The people who want to work would be provided a means to be here legally and the employers who want to hire them won't have to break the law to have them on the payrolls.
That is the idea in this article which, in my opinion, is offering a pretty common sense approach to the issue.
In the early 1950s, Congress and President Eisenhower faced a similar challenge. The U.S. Border Patrol was making 1 million apprehensions a year. Congress and the president responded with more vigorous enforcement, but also a large increase in visas for temporary workers.
The result: Apprehensions at the border fell by 95%. Given the choice, low-skilled immigrants from Mexico chose by the millions to enter legally rather than illegally.
A temporary worker program would transform the debate about enforcement. If the large majority of people now entering illegally were to enter legally through normal ports of entry, U.S. border agents could focus their time and resources on apprehending real criminals and terrorists.
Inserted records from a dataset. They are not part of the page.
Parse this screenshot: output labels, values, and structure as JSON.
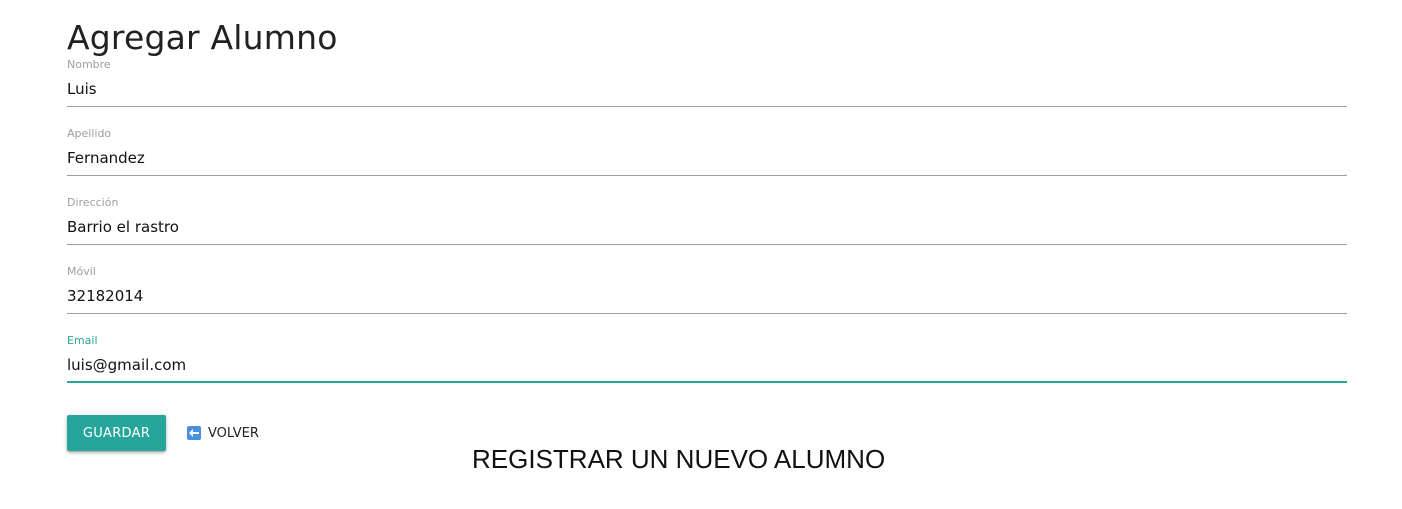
{
  "page": {
    "title": "Agregar Alumno",
    "banner": "REGISTRAR UN NUEVO ALUMNO"
  },
  "form": {
    "nombre": {
      "label": "Nombre",
      "value": "Luis"
    },
    "apellido": {
      "label": "Apellido",
      "value": "Fernandez"
    },
    "direccion": {
      "label": "Dirección",
      "value": "Barrio el rastro"
    },
    "movil": {
      "label": "Móvil",
      "value": "32182014"
    },
    "email": {
      "label": "Email",
      "value": "luis@gmail.com",
      "focused": true
    }
  },
  "actions": {
    "save_label": "GUARDAR",
    "back_label": "VOLVER",
    "back_icon": "arrow-left-icon"
  },
  "colors": {
    "accent": "#26a69a",
    "underline": "#9e9e9e",
    "label": "#9e9e9e",
    "back_icon": "#4a90e2"
  }
}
A sufficient inflow of legal workers would drive out illegal workers, reducing the rationale for workplace raids, national identification cards and employment verification systems. Companies that can hire legal workers would not be so tempted to hire illegal workers.
To overcome political opposition, Democratic leaders must face down labor-union opponents of a temporary worker program, just as Republican leaders seeking a new plan must face down the anti-immigration wing of the conservative movement.